The VCDPA requires a Data protection rating Identifying and weighing the benefits that may arise, directly and indirectly, from the processing for the controller, the consumer, other stakeholders and the public, against the potential risks to the consumer’s rights associated with such processing, which can be mitigated by protective measures can be used by the controller to reduce such risks. The use of unidentified data and the reasonable expectations of consumers, as well as the context of the processing and the relationship between the controller and the consumer whose personal data is being processed, will be included in this assessment by the controller.[6]The data controllers must carry out and document data protection assessments when they carry out the following activities:

  • the processing of personal data for the purpose of targeted advertising;
  • the sale of personal data;
  • the processing of personal data for the purpose of profiling, if this profiling presents a reasonably foreseeable risk of certain types of harm to consumers;
  • the processing of sensitive data; and
  • Processing activities with personal data that pose an increased risk for consumers.

Processor duties

A processor must follow the instructions of a controller and support the controller in the following tasks:

  • Responding to consumer rights;
  • Compliance with obligations to report violations; and
  • Provision of information that enables the data controller to carry out and document data protection assessments.

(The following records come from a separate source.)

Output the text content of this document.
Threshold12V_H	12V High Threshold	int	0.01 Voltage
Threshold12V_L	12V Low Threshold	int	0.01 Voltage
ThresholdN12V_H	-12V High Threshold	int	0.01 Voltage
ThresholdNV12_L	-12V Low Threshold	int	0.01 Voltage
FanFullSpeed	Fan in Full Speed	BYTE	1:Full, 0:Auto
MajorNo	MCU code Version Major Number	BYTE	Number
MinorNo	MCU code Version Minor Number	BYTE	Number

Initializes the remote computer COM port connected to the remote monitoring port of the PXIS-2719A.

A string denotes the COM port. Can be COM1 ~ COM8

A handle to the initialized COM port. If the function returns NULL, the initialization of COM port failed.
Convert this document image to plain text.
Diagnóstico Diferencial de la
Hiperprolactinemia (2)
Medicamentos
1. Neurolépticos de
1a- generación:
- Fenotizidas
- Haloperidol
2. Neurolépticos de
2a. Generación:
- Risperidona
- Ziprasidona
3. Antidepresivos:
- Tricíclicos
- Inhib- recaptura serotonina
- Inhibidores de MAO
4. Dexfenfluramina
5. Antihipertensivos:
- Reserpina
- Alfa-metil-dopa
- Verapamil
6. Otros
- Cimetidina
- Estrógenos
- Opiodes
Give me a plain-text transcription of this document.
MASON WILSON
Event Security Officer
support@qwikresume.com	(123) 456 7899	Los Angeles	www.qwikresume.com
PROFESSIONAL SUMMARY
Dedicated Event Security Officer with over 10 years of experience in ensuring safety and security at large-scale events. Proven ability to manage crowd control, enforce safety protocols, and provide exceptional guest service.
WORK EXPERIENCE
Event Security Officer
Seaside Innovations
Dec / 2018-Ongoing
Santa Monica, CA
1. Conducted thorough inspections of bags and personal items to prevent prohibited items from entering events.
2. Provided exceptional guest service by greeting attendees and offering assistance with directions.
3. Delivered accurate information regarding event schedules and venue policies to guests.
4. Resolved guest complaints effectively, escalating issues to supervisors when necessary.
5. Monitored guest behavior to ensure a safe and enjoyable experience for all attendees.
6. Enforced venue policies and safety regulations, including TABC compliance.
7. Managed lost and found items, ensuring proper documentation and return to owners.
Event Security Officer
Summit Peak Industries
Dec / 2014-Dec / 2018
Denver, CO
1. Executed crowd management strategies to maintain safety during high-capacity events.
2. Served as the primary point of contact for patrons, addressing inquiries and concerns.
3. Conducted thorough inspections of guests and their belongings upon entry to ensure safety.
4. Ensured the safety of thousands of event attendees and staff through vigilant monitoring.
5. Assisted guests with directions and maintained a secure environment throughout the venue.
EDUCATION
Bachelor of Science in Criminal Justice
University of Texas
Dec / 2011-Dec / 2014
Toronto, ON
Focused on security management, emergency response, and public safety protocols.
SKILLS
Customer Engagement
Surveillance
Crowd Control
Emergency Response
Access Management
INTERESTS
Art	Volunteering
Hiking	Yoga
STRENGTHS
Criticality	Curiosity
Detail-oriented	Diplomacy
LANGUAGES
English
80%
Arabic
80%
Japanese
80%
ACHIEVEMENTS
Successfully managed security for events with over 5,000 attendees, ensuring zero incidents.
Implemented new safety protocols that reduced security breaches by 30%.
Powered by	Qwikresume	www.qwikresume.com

There are also requirements for contracts between controllers and processors.


The Virginia Attorney General has exclusive power to enforce the VCDPA and may seek civil penalties of up to $ 7,500 for any violation of the VCDPA, in addition to injunctive relief.

The VCDPA does not contain a private right of action.

Effective Date

The VCDPA comes into force on January 1, 2023.

[1] Go. Code Ann. §§ 59.1-571 ff.

[2] Cal. Civ. Code §§ 1798.100 ff.

[3] 15 USC § 6809.3.

[4] 15 USC § 6809.4.

[5] e.g. “Collecting, managing, disclosing, selling, communicating or using personal information that has an impact on the creditworthiness, creditworthiness, creditworthiness, character, general reputation, personal characteristics or lifestyle of a consumer of a consumer, or fitters, who provides information for use in a consumer report and by a user of a consumer report, but only to the extent that such activities are regulated and approved by the Federal Act on Fair Credit Reporting (15 USC §§ 1681 ff.). . “Va. Code Ann. § 59.1-572.

[6] Va. Code Ann. Section 59.1-576 (B).